Я называл её моей маленькой королевой. Она начинала смущаться: “Ну… какая же я королева…” Тогда я спрашивал: “А кто же?..” Секунду-другую думала, и с вызовом отвечала: “Я женщина!”, и, вспыхнув, закрыв лицо ладошками, звонко, как ангелочек, смеялась.
Она любила поиздеваться надо мной. Иногда начинала очень артистично хмурить брови, кусать губы, — и всё это с преувеличенно страдальческим видом. Я улыбался, говорил, что, когда работаю, не так себя веду. Дая фыркала и уверенным голоском отвечала: “Нет, я всё правильно показываю!”
Я никак не мог привыкнуть к тому, насколько всё же она чувствует, что происходит у меня внутри.

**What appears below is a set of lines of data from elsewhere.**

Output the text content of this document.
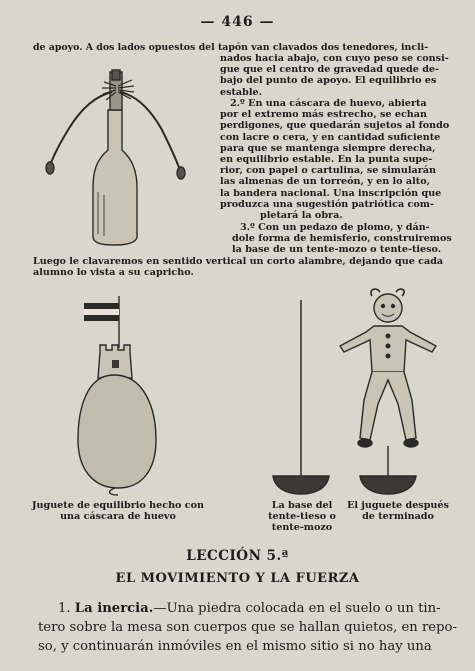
— 446 —
de apoyo. A dos lados opuestos del tapón van clavados dos tenedores, incli-
nados hacia abajo, con cuyo peso se consi-
gue que el centro de gravedad quede de-
bajo del punto de apoyo. El equilibrio es
estable.
2.º En una cáscara de huevo, abierta
por el extremo más estrecho, se echan
perdigones, que quedarán sujetos al fondo
con lacre o cera, y en cantidad suficiente
para que se mantenga siempre derecha,
en equilibrio estable. En la punta supe-
rior, con papel o cartulina, se simularán
las almenas de un torreón, y en lo alto,
la bandera nacional. Una inscripción que
produzca una sugestión patriótica com-
pletará la obra.
3.º Con un pedazo de plomo, y dán-
dole forma de hemisferio, construiremos
la base de un tente-mozo o tente-tieso.
Luego le clavaremos en sentido vertical un corto alambre, dejando que cada
alumno lo vista a su capricho.
Juguete de equilibrio hecho con
una cáscara de huevo
La base del
tente-tieso o
tente-mozo
El juguete después
de terminado
LECCIÓN 5.ª
EL MOVIMIENTO Y LA FUERZA
1. La inercia.—Una piedra colocada en el suelo o un tin-
tero sobre la mesa son cuerpos que se hallan quietos, en repo-
so, y continuarán inmóviles en el mismo sitio si no hay una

К примеру: я сидел за рабочим столом, уставший, нервничал, всё никак не получалось настроиться на нужный лад. Вдруг подходила. Тихонько ставила позади меня стул, залезала на него, обвивала руками мне шею, крепко прижималась, я весь замирал… Через минуту-другую, всё так же, не проронив ни слова, уходила. И после этого мне настолько легко, настолько вдохновенно было на душе…
Помню тот редкий момент, когда я повысил на Даю голос. Мне надо было куда-то бежать. Я в спешке собирался. Дая, до этого расположившаяся в кресле, наблюдавшая за мной, вдруг вскочила, подбежала, потянула за рукав: “Серёжа, Серёженька…” “Потом, потом, милая, — ответил я, — опаздываю, извини”. “Нет, сейчас”. “Ну, что?.. — с лёгким оттенком раздражения спросил я, глядя на Даю”. Она смущённо потупилась и прошептала: “Я тебя очень… очень люблю”. “Хорошо, замечательно”, — успокоившись, проговорил я и продолжил собираться”. Дая негодующе толкнула меня, я даже пошатнулся: “Послушай! Послушай… я тебя очень люблю”. Внезапно что-то во мне будто обнажилось… Я уже обнимал её, целовал, слёзы непроизвольно текли у меня, извинялся и извинялся.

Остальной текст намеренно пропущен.